O pit stop pouco ortodoxo de Alex Albon no início da última volta do Grande Prêmio da Austrália permitiu que ele marcasse o primeiro ponto da Williams na temporada 2022 da Fórmula 1.


O P10 de Albon foi conquistado graças a uma combinação de sua maratona na Pirellis, o piloto da Aston Martin, Lance Stroll, apoiando os rivais do meio-campo de Albon e a Williams assumindo um risco estratégico.


Essas estratégias pouco ortodoxas são raras, mas não é a primeira vez na história da F1 que uma estratégia ostensivamente estranha rendeu um resultado significativo.


1. Stirling Moss – Grande Prêmio da Argentina de 1958

Posição final: 1º

A combinação do lendário proprietário da equipe corsária Rob Walker e o incomparável Stirling Moss alcançou alguns grandes sucessos, nenhum mais notável do que a vitória no Grande Prêmio da Argentina de 1958. Este foi o resultado do que é melhor descrito como um 'blefe estratégico'.


Conduzindo um Cooper-Climax T43 de 1,96 litros leve, mas com pouca potência - efetivamente um carro de F2 - Moss não conseguiu igualar o ritmo das Ferraris de 2,5 litros. Pior ainda, suas rodas de quatro pinos levaram muito mais tempo para mudar do que as rodas de porca única das Ferraris.

Moss levou seu tempo para chegar à liderança, mas uma vez que ele estava com o nariz na frente, ele nunca perdeu o controle

Walker e Moss não escondiam o tempo que esperavam perder para comprar pneus, mas o plano clandestino era fazer um único conjunto de Continental durar até o final.


Moss assumiu a liderança quando o piloto da Maserati, Juan Manuel Fangio, parou.
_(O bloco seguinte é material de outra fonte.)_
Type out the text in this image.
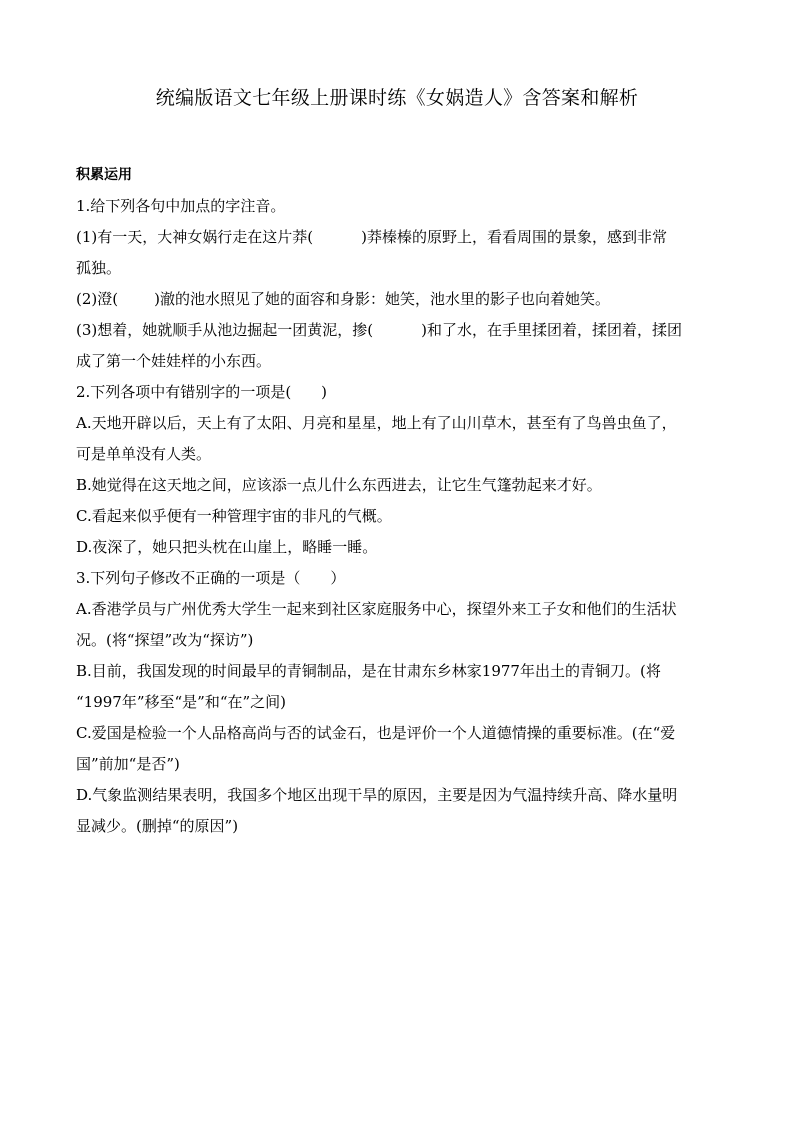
统编版语文七年级上册课时练《女娲造人》含答案和解析

积累运用

1.给下列各句中加点的字注音。

(1)有一天，大神女娲行走在这片莽(	)莽榛榛的原野上，看看周围的景象，感到非常

孤独。

(2)澄( )澈的池水照见了她的面容和身影：她笑，池水里的影子也向着她笑。

(3)想着，她就顺手从池边掘起一团黄泥，掺(	)和了水，在手里揉团着，揉团着，揉团

成了第一个娃娃样的小东西。

2.下列各项中有错别字的一项是( )

A.天地开辟以后，天上有了太阳、月亮和星星，地上有了山川草木，甚至有了鸟兽虫鱼了，

可是单单没有人类。

B.她觉得在这天地之间，应该添一点儿什么东西进去，让它生气篷勃起来才好。

C.看起来似乎便有一种管理宇宙的非凡的气概。

D.夜深了，她只把头枕在山崖上，略睡一睡。

3.下列句子修改不正确的一项是（ ）

A.香港学员与广州优秀大学生一起来到社区家庭服务中心，探望外来工子女和他们的生活状

况。(将“探望”改为“探访”)

B.目前，我国发现的时间最早的青铜制品，是在甘肃东乡林家1977年出土的青铜刀。(将

“1997年”移至“是”和“在”之间)

C.爱国是检验一个人品格高尚与否的试金石，也是评价一个人道德情操的重要标准。(在“爱

国”前加“是否”)

D.气象监测结果表明，我国多个地区出现干旱的原因，主要是因为气温持续升高、降水量明

显减少。(删掉“的原因”)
Quando o piloto da Ferrari Luigi Musso percebeu o que estava acontecendo e que o conjunto de rodas posicionado nos boxes de Rob Walker era parte de um ardil, já era tarde demais para recuperar o atraso.


Apesar da cautela de Moss com pneus à beira do fracasso, dirigindo nas partes cobertas de óleo da pista para reduzir a carga mais tarde, ele aguentou a vitória por pouco menos de 2,7s e conquistou a primeira vitória para um carro de motor central em F1.

Moss cruzou a linha de chegada apenas 2,7s à frente da Ferrari de Musso, com os pneus de seu compacto Cooper-Climax T43 de motor central até a lona (Foto de Keystone/Hulton Archive/Getty Images)

2. Gerhard Berger – GP do México de 1986

Posição final: 1º

A primeira vitória de Gerhard Berger e da equipe Benetton em um Grande Prêmio no México 1986 foi o resultado de uma estratégia sem pit stop usando pneus Pirelli.


Berger largou em quarto, correu em terceiro lugar atrás da Williams de Nelson Piquet e da Lotus de Ayrton Senna antes de ser ultrapassado pela McLaren de Alain Prost – saltando à frente dos três quando fizeram seus pit stops.


Berger assumiu a liderança na volta 36 e esperava ser atacado por aqueles que vinham da Goodyears atrás dele. O desgaste dos pneus não era uma preocupação, mas a degradação era, mas notavelmente seu Pirellis resistiu bem e provou ser consistente. Ele venceu por surpreendentes 36 segundos de Prost.


Uma parte crucial da estratégia foi a arriscada decisão de usar um composto de pneu diferente em cada uma das quatro curvas do carro. Isso foi responsável não apenas pela carga extra no lado esquerdo em uma pista que compromete predominantemente os destros, mas também pelas demandas variadas no eixo dianteiro e traseiro. Fazer isso com a pressão certa dos pneus era o equivalente a alquimia.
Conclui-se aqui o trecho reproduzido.